The typical enterprise today runs multiple types of database management systems (DBMSs), such as Oracle and SQL Server, which weren't designed to play well together.
Combine those issues with the fact that -- as a result of the proliferation of data-retention regulations like The Sarbanes-Oxley Act -- enterprises today are seeing an unprecedented rise in the amount of data they store, and you've got one heck of a data integration challenge on your hands.
"Data integration is getting harder all the time, and we believe [one of the causes] of that is that data volumes are continuing to grow," Yuhanna said. "[But] you really need data integration because it represents value to the business, to the consumers and to the partners.

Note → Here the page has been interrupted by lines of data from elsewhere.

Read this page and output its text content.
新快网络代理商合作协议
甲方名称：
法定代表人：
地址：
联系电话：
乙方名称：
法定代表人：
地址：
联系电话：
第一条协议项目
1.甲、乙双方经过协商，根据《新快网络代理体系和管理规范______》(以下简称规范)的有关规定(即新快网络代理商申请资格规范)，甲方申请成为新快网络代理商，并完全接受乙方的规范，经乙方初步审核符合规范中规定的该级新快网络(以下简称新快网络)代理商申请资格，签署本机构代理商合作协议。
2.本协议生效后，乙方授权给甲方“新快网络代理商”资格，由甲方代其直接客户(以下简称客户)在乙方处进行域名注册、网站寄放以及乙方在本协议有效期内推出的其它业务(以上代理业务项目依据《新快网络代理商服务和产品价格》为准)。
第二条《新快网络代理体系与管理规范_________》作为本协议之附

They want quality data to be able to make better business decisions."
I like this definition of data virtualization - 'Aggregate data from disparate sources to create a logical, single virtual view of information for use by front end solutions such as applications, dashboards, portals, etc.'
Why the push for data virtualization? Forrester says that business users want fast, real-time and reliable information to make business decisions; while IT wants to lower costs, minimize complexity and improve operational efficiency.
Potential Benefits include:
- Increase revenues through improved product/service offerings, improved customer support, faster market response, etc.
- Decrease costs through fewer physical repositories; lower hardware, software and facilities costs; reliable operation; and greater collaboration.
- Reduce risk through access to more complete, fresher data delivered through a web user interface in real-time.
Has your company addressed these issues?